For every additional mile marker counting our steps out of the city, the lush green parkways turned redder. Along the roads, homemade signs announced U-pick-em pumpkin patches. As I stepped out of the car at our beach house in the Hamptons, the chill bit my cheeks and my shoes filled with sand. It was fall. I looked around and felt that something was really different. It took me a while to realize that it was the blackness; I hadn't seen such dark, or the stars, since I got to the City. I walked along the beach, picking shells and photographing blades of grass glistening in the setting sun. Saved stranded jellyfish and fell asleep to the sounds of waves crashing in the bay.
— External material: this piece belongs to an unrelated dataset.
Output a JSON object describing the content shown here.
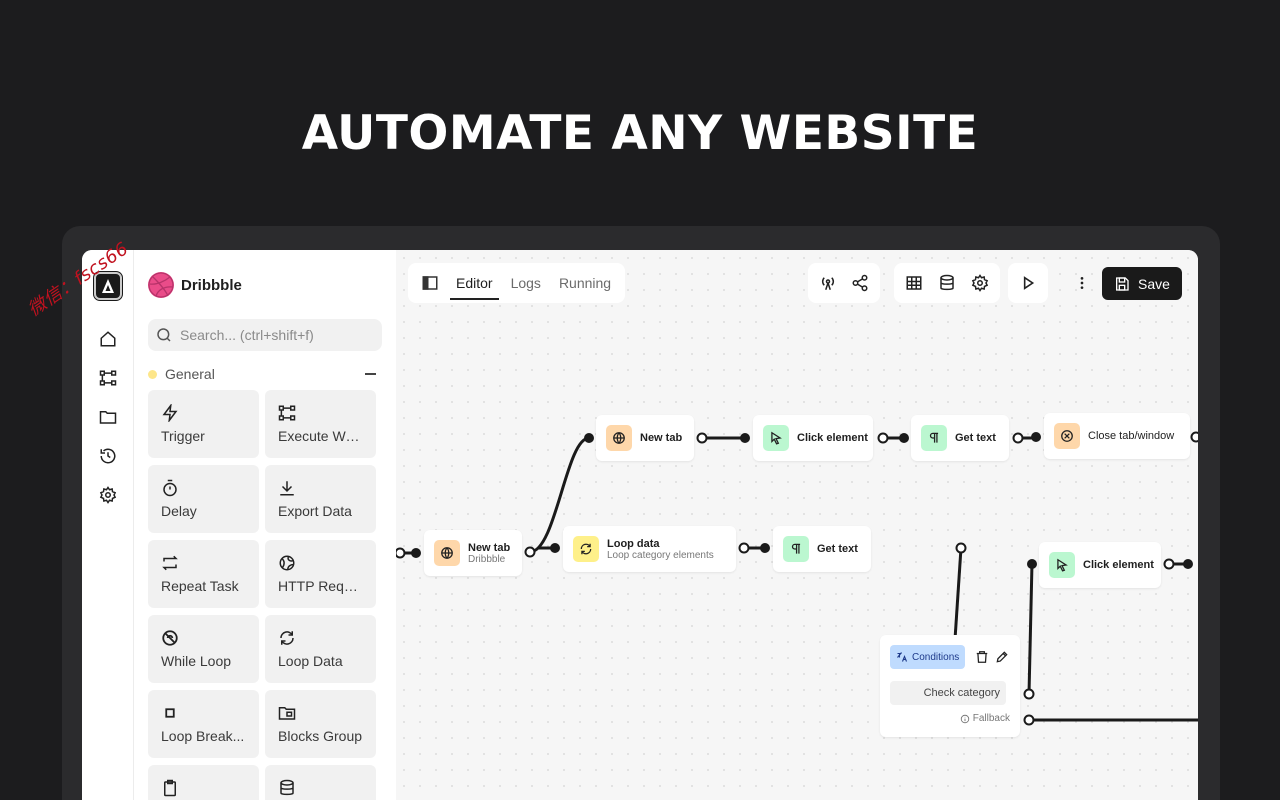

It was a weekend of hob nobbing with the film industry elite. Of networking and exchanging business cards. Of pre-judgement artistic angst and post-premiere glasses of wine, celebrating the seemingly earnest applause, and possibly drowning the insincere flattery that abounds. The feeling that it is all so familiar. As much as I fought to become someone else, to escape the world in which I grew up, this weekend I completely forgot my education and my supposed career path, and I was home.
Convinced, I returned to the City. As dusk turned slow traffic into a sea of glittering rubies, the Manhattan skyline rose up in the pink, cloudless distance. I sat on the R, watching the wonderfully diverse crowds roll by, the dirty subway stops, sweating in my winter coat, and I relaxed.
It is all so Right. I don't quite know how to handle that.